Lors d'un entretien au Parisien avant la rentrée politique, Elisabeth Borne a évoqué le projet de loi de finances qui sera discuté dans les prochaines semaines.
Si elle espère ne pas avoir avoir à l'utiliser, la Première ministre n'exclut pas le recours au 49-3 pour éviter "l'immobilisme".

Dans un entretien au Parisien publié ce samedi, Élisabeth Borne n'a pas exclu le recours à l'article 49-3 de la Constitution, qui permet l'adoption d'un texte sans vote sauf motion de censure, pour le budget à l'automne. "Nous aviserons car les Français ne nous ont pas demandé l’immobilisme", a répondu la Première ministre, interrogée sur l'hypothèse d'un 49-3 à l'occasion du projet de loi de finances (PLF).

"Je mettrai toute mon énergie pour trouver des compromis dans l’arc républicain, comme l’a demandé le Président de la République.
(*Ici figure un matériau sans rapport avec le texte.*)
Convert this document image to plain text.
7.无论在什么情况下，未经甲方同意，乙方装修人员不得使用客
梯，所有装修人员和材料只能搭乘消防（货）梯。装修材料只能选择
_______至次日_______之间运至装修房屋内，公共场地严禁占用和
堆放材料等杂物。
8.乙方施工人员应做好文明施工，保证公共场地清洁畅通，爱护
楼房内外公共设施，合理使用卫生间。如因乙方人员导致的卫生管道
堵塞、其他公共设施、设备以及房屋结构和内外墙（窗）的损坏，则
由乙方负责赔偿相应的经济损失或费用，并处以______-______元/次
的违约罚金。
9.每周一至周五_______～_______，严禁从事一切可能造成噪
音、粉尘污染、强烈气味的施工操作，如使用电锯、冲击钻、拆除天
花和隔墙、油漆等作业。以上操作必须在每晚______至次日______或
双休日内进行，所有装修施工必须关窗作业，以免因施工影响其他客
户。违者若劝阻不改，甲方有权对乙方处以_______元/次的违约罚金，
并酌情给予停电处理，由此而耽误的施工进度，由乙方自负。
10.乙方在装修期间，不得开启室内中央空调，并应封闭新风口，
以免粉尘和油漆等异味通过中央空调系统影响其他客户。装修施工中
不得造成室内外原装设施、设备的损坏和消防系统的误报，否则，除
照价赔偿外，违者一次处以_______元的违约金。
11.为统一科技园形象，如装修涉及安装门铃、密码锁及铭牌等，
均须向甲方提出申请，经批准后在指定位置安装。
Je n’ai pas de doutes que sur certains bancs, on restera dans l’obstruction systématique, comme on a pu le voir lors de la session extraordinaire", a développé Elisabeth Borne. "Je suis aussi consciente que, pour un groupe d’opposition c’est symbolique de voter un budget. Mais le cas échéant, il y a des outils dans la Constitution pour pouvoir avancer", a-t-elle prévenu.

Avec le PLF, Le gouvernement affrontera sa première grande épreuve de la législature, sans majorité absolue à l'Assemblée nationale. "Notre objectif est de ramener le déficit de la France à 3 % à la fin du quinquennat et de baisser la dette. C’est le sens du budget qui sera présenté. Je ne vais pas anticiper cette présentation mais lors de chaque discussion que j’ai eue avec les ministres je leur ai demandé de rechercher des transformations dans leur domaine permettant de dégager des économies", a souligné Élisabeth Borne.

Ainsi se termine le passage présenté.